At 2:43 a.m., Deedy rises from the ground, the front of his shirt stained with blood. Elderts had fallen on top of him as they tumbled to the ground.

Police arrive at 2:45 a.m.

An Impending Debate

Jurors are now in the position of trying to figure out what actually happened in McDonald’s that early Saturday morning. Attorneys plan to call witnesses who will explain what they saw in an effort to match their testimony to what can be seen on the video.

The defense says Deedy was simply protecting Perrine from bullies and only responded with deadly force when he and Gutowski were attacked by Elderts and Medeiros, who had been threatening them.
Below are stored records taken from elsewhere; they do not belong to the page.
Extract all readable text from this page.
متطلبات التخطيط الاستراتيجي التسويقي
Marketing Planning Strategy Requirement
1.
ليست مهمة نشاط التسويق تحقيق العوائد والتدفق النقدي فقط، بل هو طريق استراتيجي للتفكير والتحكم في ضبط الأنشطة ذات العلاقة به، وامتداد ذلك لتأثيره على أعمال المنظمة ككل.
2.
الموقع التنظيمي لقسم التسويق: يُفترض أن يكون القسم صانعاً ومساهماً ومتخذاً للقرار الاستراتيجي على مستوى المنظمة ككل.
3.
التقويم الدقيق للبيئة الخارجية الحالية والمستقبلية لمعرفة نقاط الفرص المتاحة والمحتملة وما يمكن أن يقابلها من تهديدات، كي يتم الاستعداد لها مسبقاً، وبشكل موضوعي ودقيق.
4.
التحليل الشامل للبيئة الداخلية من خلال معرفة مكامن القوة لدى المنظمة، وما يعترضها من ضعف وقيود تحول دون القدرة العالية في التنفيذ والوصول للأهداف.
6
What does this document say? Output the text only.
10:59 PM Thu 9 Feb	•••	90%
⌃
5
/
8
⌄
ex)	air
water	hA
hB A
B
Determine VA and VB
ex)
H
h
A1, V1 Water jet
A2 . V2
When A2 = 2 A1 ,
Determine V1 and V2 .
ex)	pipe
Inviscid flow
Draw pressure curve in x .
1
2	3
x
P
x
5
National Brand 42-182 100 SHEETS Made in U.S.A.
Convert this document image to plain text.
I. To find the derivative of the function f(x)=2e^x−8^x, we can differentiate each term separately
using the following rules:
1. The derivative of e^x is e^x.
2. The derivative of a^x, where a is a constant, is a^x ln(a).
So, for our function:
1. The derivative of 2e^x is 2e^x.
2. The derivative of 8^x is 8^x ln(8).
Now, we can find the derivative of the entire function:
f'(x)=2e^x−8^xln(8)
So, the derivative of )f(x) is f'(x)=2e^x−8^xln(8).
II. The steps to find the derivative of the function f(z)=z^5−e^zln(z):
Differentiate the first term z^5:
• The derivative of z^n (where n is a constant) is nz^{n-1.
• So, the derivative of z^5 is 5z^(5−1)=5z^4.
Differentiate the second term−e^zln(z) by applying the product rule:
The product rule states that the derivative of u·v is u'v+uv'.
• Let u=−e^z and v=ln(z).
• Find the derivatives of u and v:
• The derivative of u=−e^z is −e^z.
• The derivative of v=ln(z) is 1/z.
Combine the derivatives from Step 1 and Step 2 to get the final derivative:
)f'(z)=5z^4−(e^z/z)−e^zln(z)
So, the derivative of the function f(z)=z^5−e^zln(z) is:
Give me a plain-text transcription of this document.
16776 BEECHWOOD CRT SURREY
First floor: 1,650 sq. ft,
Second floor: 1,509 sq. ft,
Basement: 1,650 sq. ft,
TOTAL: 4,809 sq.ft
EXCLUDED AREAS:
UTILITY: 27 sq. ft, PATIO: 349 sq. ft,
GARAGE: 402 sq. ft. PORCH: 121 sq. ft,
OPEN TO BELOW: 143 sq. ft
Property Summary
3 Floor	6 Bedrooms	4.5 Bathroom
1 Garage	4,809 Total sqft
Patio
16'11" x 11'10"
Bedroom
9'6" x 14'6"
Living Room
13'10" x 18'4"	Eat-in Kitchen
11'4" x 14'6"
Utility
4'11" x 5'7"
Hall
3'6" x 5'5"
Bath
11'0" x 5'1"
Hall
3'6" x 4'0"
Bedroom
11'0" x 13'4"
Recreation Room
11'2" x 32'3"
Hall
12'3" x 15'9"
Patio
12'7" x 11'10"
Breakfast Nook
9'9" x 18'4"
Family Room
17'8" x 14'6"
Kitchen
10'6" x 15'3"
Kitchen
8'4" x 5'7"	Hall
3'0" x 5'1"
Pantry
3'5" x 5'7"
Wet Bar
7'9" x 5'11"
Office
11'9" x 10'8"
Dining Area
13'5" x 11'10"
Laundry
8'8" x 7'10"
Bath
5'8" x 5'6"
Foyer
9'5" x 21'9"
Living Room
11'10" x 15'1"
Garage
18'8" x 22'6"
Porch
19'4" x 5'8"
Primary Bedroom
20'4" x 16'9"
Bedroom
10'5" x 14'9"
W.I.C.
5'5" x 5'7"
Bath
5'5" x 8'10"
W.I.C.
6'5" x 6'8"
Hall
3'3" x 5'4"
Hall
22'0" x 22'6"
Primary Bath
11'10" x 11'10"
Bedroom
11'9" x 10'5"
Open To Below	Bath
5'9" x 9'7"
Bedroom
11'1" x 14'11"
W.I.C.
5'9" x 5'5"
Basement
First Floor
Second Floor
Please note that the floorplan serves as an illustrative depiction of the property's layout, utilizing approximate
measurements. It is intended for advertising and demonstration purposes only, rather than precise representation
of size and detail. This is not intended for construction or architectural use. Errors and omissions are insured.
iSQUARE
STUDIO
Deedy argues that it was his duty as a law enforcement officer to step in to protect Perrine and his friends. One narrative Hart hopes to build is that Elderts was going for Deedy’s gun while they fought.

Futa, on the other hand, is trying to prove that Deedy was drunk and looking for a fight when he approached Elderts. Part of this argument will likely hinge on the fact that Deedy appears to have kicked Elderts. Deedy, of course, describes it as a defensive maneuver.

Futa has also raised the notion that Deedy could not have been acting as a law enforcement official based on U.S. State Department rules that say he shouldn’t have been armed while under the influence.

Deedy was in Honolulu as part of a diplomatic security detail for the Asia-Pacific Economic Cooperation summit.